La salida de Nike Golf del mercado de palos y bolas no solo generó un vacío en la oferta, sino que también abrió nuevas oportunidades para los atletas que, como McIlroy, estaban bajo contrato. Para el norirlandés, esto significó la libertad de explorar y experimentar con distintas configuraciones de equipamiento.

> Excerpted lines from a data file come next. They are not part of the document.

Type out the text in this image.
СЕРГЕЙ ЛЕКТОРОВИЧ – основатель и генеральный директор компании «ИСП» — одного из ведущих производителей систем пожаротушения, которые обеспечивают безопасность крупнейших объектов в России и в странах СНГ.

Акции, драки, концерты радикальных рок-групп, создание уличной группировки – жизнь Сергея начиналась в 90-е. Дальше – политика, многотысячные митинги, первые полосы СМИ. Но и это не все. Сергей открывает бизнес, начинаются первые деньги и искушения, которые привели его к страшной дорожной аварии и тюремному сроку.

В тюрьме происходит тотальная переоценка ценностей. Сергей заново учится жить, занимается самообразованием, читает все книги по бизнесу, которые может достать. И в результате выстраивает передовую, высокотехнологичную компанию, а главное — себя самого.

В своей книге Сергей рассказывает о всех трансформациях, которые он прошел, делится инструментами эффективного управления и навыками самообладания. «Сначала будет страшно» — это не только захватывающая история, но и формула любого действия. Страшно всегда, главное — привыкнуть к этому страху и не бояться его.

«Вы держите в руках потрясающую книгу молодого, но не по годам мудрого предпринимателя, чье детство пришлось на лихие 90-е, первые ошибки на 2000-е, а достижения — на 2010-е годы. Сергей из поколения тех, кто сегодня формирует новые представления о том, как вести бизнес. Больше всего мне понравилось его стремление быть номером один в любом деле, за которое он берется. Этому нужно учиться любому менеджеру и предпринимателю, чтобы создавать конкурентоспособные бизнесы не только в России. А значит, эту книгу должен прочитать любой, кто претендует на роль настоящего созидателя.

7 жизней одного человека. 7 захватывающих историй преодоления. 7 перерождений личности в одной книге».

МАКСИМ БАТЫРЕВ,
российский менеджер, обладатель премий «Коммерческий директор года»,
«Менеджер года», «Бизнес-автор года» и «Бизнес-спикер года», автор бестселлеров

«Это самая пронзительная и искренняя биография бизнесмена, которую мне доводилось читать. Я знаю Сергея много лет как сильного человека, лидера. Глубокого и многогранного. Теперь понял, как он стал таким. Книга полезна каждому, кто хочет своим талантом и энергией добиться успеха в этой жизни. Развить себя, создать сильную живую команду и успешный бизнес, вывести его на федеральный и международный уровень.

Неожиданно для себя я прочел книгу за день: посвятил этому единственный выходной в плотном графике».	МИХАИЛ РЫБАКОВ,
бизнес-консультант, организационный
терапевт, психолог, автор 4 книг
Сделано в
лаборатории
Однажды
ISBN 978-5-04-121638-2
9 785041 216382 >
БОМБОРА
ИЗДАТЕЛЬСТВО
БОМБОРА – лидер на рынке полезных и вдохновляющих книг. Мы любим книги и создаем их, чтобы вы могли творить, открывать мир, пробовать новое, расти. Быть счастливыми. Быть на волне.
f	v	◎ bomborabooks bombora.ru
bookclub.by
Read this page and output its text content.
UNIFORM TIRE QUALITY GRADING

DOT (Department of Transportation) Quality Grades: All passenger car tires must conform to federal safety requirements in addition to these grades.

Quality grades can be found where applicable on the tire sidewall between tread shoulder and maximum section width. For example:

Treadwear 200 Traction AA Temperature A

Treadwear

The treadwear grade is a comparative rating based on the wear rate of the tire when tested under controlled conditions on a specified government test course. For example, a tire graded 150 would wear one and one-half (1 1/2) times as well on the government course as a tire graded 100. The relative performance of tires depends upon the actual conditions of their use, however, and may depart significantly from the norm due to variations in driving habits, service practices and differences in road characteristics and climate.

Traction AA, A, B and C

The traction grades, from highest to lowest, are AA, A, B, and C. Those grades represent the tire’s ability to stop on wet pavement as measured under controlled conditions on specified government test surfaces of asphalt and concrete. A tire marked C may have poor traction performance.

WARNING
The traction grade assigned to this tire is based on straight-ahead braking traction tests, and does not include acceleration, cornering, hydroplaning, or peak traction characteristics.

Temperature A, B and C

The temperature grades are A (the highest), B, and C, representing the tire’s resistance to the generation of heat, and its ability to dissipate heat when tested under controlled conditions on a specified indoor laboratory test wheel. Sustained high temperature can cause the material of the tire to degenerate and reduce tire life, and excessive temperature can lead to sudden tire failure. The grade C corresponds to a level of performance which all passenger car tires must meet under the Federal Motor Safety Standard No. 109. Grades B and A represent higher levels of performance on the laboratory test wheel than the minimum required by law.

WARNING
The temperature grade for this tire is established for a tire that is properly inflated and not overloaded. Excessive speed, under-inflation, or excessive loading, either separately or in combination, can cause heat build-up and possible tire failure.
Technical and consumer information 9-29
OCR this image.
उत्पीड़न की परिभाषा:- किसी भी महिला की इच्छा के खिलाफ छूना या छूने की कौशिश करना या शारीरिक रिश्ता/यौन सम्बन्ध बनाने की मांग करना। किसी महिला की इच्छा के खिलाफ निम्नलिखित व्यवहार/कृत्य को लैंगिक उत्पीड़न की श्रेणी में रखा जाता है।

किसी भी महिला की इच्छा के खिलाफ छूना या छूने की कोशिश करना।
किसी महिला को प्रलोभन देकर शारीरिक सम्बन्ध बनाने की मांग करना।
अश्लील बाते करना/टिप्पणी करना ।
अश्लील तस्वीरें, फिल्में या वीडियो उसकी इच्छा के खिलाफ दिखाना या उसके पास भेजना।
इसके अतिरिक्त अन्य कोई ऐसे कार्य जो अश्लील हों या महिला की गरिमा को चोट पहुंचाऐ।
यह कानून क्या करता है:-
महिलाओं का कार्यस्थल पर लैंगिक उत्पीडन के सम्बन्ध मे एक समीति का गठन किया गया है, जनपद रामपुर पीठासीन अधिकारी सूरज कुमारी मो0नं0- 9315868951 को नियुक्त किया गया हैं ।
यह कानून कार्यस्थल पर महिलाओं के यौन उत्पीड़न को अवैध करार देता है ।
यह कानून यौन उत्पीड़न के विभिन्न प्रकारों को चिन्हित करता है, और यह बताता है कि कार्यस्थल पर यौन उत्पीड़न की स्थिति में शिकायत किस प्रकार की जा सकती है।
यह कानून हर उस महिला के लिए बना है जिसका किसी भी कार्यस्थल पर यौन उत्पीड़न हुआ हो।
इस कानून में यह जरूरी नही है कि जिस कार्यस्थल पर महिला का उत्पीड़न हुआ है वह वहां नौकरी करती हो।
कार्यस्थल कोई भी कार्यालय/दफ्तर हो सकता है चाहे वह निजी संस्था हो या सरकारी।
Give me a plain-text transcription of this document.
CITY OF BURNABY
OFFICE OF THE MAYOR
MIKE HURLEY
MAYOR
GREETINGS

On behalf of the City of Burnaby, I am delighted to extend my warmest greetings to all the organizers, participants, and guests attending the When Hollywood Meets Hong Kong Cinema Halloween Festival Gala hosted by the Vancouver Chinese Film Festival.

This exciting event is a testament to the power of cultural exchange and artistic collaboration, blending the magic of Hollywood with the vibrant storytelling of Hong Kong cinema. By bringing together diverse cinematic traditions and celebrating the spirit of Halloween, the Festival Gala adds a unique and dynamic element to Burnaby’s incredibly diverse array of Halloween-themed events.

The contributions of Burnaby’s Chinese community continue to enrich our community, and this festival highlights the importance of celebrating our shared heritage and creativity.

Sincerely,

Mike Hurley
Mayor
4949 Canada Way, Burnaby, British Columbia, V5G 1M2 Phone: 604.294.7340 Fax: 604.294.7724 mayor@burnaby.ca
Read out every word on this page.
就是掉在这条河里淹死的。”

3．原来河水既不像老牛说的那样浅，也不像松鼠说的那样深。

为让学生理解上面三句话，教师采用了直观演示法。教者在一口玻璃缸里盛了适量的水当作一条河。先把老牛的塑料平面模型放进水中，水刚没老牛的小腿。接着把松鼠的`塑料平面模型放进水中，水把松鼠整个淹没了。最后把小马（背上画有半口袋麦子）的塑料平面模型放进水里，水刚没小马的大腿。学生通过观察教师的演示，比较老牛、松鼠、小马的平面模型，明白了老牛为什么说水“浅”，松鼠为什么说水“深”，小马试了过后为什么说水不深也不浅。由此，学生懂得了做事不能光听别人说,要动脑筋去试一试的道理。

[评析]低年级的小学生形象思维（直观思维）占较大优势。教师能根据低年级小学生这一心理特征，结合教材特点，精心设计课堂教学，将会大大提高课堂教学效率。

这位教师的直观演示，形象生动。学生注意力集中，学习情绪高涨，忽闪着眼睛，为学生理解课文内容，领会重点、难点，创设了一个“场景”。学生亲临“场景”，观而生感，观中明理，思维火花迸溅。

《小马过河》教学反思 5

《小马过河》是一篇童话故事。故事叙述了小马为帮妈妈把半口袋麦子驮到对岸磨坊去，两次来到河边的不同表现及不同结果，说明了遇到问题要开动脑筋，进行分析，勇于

En el South African Open de 2017, se le vio utilizando maderas Callaway Epic, hierros Callaway Apex MB, wedges Titleist Vokey, un putter Odyssey y la bola Pro V1x, un verdadero 'mix and match' que evidenciaba su búsqueda de la combinación óptima.

«Pero me dio la oportunidad de, supongo, salir al mercado y probar diferentes cosas y ver dónde terminaba», agregó McIlroy. «Aterricé con TaylorMade, y desde entonces ha sido un muy buen recorrido con ellos». Esta transición marcó un nuevo capítulo en su carrera, consolidando una alianza que ha demostrado ser excepcionalmente exitosa, acumulando múltiples victorias y un rendimiento constante en el PGA Tour.

La historia de Nike Golf es un recordatorio de cómo incluso las marcas más poderosas pueden reevaluar su estrategia de mercado. Para los golfistas profesionales, especialmente aquellos que fueron abanderados de la marca, fue un momento de adaptación. Para la industria, una lección sobre la volatilidad y la constante evolución en el competitivo mundo del equipamiento de golf, donde la innovación y la rentabilidad deben encontrar un equilibrio delicado.